É preciso marcar o corpo que erra e que claudica, que não é exato.

[...] eu tive dificuldade, tive que treinar muito as barreiras porque batia nas minhas canelas, eu não dava conta aquilo era um drama, eu chorava, CHORAVA! aquelas barreiras altas ...eu ia treinar, treinar, treinar pra dar conta... nossa...reprovei em atletismo uma vez por isso, por causa das barreiras, e por causa do zero que tirei, então tudo isso são marcas que eu repudiava, [e perguntava] por que eu tenho que ter resultados? [porque tenho] que ser a melhor? eu sou uma pessoa muito esforçada e tentava dar conta, mas essa perfeição que eles valorizavam eu não conseguia; mesma coisa em [ginástica]rítmica, a professora muito perfeccionista, ...tem que ser na ponta do pé...bem no ritmo; também tive dificuldades grandes com a professora [de ginástica rítmica] então tinha que ser tipo bailarina, mas você vem de uma realidade totalmente contraria de movimentos grandes, daí você vai pra uma coisa pequena eu também sofri demais com a professora [de ginástica rítmica] ...não tenho boas lembranças do jeito que eles me ensinaram sabe, aquela professora me exigia demais, eu tinha medo dela, a gente não ia com prazer, tenho boas lembranças de fazer ginástica olímpica que era diferente da rítmica que tinha que ter muito ritmo, movimento muito sincronizado na opinião dela, eu sofria muito; então na verdade...eu era esforçada de estar aprendendo e entrava em choque com essa coisa que tinha que dar conta do que eles achavam ser o ideal...ter feito natação em céu aberto, sair da piscina não aquecida, andar um percurso grande, ir lá se trocar, tudo isso são coisas que me lembro de muito sofrimento. Então é um curso que mexia muito com o corpo, a gente sofria muito...do frio, dolorido... doído fisicamente e

doído emocionalmente [...] A exigência na formação era com a técnica porque na verdade o que as professoras queriam é que nós fossemos... bons técnicos, pessoas que, no entendimento deles, só saberiam ensinar se soubessem fazer o gol, se encestasse a tal da bola, que pudesse pular a tal da barreira com eficiência, na opinião deles era isso e como eu tinha dificuldade eu relutava nesse tipo de coisa eu me esforçava muito nos trabalhos teóricos, pra dar uma compensada [...] na minha infância eu não tinha esse problema, eu sempre participava de tudo, então - porque eu não poderia participar aqui também com tanta desenvoltura como eu fazia na minha infância? porque na minha opinião e na época também, não era só hoje, na época eu não conseguia entender o nível de exigência que eles faziam com a gente, [...] daí quando vem pra universidade e tinha que ser tudo muito certinho, a bola, o toque, o jump daí eu entrei em contradição (informação verbal).78

Raquel, no trecho a seguir, nos mostra como os princípios da esportivização mantinham-se presentes mesmo no momento de entrada na escola, quando ainda era acadêmica, para praticar o estágio, condição para aqueles que desejavam atuar como professores.

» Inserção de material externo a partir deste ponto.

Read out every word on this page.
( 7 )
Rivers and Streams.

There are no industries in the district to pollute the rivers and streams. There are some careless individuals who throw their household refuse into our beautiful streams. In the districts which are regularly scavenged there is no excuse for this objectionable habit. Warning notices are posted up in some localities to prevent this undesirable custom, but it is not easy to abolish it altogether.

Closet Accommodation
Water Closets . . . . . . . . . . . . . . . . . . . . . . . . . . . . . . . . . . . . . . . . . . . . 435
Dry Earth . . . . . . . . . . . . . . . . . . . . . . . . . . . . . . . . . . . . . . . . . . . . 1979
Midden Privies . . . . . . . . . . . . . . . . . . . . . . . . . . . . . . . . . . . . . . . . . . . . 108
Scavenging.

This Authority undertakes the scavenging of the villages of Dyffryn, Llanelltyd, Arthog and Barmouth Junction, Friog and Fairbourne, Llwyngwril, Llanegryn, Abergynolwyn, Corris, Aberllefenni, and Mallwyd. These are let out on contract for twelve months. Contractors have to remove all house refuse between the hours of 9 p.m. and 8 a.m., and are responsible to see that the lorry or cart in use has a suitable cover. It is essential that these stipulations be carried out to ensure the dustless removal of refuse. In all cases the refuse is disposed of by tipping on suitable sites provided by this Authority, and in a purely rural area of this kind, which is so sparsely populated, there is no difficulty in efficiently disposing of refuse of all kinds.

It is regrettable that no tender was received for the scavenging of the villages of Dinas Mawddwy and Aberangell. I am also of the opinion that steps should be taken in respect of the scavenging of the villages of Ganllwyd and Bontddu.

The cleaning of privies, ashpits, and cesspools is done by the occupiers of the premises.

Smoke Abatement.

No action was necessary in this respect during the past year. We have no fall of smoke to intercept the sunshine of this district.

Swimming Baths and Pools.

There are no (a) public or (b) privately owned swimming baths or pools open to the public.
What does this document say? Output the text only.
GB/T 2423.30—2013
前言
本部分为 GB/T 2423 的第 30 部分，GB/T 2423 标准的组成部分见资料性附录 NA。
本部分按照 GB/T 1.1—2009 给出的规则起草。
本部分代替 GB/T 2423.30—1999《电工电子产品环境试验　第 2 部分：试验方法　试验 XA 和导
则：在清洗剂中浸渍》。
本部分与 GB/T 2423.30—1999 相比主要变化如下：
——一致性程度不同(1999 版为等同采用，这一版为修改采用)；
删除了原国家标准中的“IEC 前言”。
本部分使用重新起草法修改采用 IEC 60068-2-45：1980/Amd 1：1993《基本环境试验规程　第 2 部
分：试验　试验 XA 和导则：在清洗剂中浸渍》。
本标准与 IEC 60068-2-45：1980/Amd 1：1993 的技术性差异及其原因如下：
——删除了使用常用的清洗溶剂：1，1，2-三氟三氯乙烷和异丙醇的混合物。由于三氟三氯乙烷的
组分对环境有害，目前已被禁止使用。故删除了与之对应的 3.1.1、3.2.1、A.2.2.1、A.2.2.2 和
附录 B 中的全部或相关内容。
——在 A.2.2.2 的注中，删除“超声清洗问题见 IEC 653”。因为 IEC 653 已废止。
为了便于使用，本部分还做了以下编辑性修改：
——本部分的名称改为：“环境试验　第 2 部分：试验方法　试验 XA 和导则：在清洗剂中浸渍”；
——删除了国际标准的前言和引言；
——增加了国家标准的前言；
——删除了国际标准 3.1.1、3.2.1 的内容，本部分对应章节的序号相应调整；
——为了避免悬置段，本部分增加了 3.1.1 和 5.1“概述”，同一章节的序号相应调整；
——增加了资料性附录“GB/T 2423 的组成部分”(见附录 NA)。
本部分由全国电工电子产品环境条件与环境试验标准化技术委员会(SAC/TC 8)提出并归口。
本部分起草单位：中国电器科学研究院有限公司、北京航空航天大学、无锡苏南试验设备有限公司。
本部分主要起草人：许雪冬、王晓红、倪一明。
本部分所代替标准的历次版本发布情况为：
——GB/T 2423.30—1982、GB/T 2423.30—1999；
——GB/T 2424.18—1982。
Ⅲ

[...] foi também muito sofrimento o estágio, primeiro tinha que cronometrar cinco minutos de aquecimento para depois disso ... o inicio da aula, o meio da aula, volta a calma, então aquela coisa de estar meio sincronizado, de dar conta disso (informação verbal).79

Não nos enganemos pensando que hoje, na atualidade, esta ação sobre o corpo que o secundariza e subjuga desapareceu, dando lugar a uma relação de prazer e descontração. Neste sentido, afirma Bracht (1999, p. 84): “Paulatinamente no século XX saímos de um controle do corpo via racionalização, repressão, com enfoque biológico, para um controle via estimulação, enaltecimento do prazer corporal, com enfoque psicológico”. A marca do prazer, de um retorno hedonista sobre o corpo encobre a ainda falsa reconciliação entre homem e natureza. O enaltecimento do corpo não representa o enaltecimento do sujeito senão que seu desaparecimento.